Toward Faster, More Direct ResultsBecause qPCR has been around for nearly 20 years, Dr. Sethi does not expect big changes going forward. “The new frontiers in qPCR are new targets,” she said. Jeremy Gillespie, PhD, group product manager at Thermo Fisher Scientific Genomics in the United Kingdom, said that in the next 10 years, he expects more biomarkers to come to fruition. “We’ll see thousands of samples with fewer targets. If you can increase sensitivity and reproducibility in qPCR and volumes, you’re going to make strides into quicker identification of targets,” he said. “If you’ve got a low expressed gene and have the sensitivity to pick it out, then that’s an advancement.”

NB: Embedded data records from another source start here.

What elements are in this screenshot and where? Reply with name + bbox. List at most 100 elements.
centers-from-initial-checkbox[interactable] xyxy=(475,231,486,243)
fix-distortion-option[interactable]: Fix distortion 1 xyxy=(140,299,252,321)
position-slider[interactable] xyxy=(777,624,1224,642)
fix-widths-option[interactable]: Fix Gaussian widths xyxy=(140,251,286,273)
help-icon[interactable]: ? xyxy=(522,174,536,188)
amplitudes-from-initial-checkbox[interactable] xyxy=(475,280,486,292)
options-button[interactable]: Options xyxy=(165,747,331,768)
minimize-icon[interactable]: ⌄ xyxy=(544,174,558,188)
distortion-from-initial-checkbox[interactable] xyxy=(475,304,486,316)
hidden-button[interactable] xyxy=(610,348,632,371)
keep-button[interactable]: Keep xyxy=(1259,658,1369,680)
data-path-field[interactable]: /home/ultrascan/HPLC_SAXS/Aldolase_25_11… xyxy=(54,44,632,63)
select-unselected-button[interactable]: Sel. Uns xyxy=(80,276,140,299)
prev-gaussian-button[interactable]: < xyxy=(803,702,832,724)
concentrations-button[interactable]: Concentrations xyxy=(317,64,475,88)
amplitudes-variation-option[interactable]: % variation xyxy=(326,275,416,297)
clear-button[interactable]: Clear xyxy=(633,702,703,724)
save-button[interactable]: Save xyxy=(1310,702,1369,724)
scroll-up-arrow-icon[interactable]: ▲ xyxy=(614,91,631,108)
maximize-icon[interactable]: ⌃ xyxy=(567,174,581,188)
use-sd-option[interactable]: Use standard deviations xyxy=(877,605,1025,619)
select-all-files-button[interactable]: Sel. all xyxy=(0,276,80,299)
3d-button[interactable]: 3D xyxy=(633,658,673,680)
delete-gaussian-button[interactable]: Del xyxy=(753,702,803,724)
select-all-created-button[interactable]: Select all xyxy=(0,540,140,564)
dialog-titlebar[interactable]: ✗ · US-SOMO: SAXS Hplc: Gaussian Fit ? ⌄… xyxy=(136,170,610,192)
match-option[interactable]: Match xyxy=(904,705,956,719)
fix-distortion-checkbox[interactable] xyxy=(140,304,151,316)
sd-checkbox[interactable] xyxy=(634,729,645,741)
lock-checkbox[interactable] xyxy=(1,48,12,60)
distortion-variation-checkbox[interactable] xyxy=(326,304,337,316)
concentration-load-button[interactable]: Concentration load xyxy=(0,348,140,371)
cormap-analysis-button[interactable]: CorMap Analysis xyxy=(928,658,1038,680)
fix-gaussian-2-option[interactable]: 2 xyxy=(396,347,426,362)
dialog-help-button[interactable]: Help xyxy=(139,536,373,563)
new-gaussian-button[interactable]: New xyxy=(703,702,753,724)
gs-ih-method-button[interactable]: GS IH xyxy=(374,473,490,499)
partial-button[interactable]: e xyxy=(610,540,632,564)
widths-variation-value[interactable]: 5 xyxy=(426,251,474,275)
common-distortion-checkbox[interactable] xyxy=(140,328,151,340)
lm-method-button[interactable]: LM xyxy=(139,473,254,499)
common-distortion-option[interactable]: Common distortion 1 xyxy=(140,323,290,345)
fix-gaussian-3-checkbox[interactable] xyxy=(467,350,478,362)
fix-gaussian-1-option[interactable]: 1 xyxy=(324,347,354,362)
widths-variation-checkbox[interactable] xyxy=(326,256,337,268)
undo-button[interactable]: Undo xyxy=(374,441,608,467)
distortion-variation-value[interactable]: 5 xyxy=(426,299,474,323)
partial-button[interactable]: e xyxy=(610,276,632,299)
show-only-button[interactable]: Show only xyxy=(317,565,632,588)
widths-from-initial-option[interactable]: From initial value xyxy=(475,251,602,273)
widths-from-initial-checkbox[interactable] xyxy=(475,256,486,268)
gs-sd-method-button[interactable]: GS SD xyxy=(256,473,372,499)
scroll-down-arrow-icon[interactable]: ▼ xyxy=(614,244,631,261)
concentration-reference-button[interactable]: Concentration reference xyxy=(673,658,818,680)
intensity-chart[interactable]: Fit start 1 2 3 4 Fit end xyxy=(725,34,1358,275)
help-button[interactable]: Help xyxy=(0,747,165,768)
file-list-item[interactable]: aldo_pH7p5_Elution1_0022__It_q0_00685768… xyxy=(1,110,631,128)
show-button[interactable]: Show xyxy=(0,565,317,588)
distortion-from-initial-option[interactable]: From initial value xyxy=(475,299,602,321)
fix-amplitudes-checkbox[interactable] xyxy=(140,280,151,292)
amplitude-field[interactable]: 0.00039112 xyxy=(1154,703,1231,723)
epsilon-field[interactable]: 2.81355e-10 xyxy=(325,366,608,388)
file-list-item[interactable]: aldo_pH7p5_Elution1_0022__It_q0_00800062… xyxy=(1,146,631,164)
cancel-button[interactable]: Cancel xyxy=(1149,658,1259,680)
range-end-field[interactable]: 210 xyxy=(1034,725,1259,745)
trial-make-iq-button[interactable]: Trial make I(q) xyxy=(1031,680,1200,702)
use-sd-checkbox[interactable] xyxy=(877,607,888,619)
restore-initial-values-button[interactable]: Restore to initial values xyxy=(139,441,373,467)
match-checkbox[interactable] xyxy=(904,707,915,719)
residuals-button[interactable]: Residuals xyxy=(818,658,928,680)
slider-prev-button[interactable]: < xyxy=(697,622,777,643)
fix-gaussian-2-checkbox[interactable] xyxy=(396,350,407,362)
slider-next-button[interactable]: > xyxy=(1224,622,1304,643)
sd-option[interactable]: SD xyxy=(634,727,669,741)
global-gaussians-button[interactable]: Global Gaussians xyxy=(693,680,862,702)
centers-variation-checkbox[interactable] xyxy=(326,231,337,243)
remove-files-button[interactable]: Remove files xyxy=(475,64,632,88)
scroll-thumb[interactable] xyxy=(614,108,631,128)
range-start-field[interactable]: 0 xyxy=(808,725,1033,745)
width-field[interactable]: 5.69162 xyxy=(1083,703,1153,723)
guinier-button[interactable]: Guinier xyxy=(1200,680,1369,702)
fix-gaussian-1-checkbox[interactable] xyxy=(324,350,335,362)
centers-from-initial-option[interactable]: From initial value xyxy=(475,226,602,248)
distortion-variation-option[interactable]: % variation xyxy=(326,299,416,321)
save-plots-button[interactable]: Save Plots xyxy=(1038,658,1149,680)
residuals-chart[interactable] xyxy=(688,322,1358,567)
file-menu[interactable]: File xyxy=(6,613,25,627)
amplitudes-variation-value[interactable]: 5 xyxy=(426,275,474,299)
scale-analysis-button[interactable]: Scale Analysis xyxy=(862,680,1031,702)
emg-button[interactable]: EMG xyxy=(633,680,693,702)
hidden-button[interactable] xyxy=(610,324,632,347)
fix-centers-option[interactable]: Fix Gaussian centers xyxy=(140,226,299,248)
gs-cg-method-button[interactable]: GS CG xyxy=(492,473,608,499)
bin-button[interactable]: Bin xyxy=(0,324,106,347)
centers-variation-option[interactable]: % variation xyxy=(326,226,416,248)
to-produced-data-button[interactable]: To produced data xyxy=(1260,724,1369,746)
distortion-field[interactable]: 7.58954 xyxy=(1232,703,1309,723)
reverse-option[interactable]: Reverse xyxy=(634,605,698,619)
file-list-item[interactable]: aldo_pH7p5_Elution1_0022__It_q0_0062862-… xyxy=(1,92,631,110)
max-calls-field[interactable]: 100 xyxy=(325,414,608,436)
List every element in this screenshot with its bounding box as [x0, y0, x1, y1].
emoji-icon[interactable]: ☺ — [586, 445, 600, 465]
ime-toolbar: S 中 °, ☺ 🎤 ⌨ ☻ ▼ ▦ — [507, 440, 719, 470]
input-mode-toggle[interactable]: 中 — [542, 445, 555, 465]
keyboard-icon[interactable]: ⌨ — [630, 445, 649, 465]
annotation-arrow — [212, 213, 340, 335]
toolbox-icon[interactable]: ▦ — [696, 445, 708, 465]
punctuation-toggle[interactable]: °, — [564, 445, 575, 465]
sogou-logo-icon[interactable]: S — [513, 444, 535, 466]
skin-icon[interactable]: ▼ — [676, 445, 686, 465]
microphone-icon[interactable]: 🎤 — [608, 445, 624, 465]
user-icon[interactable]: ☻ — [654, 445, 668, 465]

Another trend is toward higher throughput of thousands and thousands of samples at a time, said Richard Kurtz, PhD, senior marketing manager in Bio-Rad’s gene expression division. Dr. Stevens of Life Technologies said her company is going toward much higher throughput, with its most recent OpenArray platform able to handle 3,072 reactions in a very small volume. Other companies that have moved in that direction include Roche, whose LightCycler can handle 1,536 reactions; Fluidigm, with the BioMark that can handle up to 10,000 reactions; and WaferGen with its SmartChip that has 5,184 nanowells. “I see pharmaceutical and biotech companies opting for high-throughput, low-volume qPCR to get more biomarkers,” said Dr. Vandesompele.
“There are trends in the industry toward more specificity, more end-user focus, and multiplexing PCR,” said Dr. Stevens. “People want to interrogate more targets from a single sample, so they need multiplexing. They want five different fluorescent colors coming out of one well. This can be used in pathogen detection, pharmaceutical manufacturing, DNA virus detection, and a recent new application, protein quantification.” New applications for PCR include copy number variation and epigenetics. Life Technologies introduced a kit for copy number variation last year and is working on a kit to interrogate epigenetics on a qPCR instrument that it expects to have out next summer.
And with sample prep a continuing challenge, Dr. Stevens predicts its eventual elimination. “Now biological samples are prepped, and then PCR is done,” she said. “But in five years, we expect to completely bypass that process, so you get an answer from a biological sample and bypass the sample prep.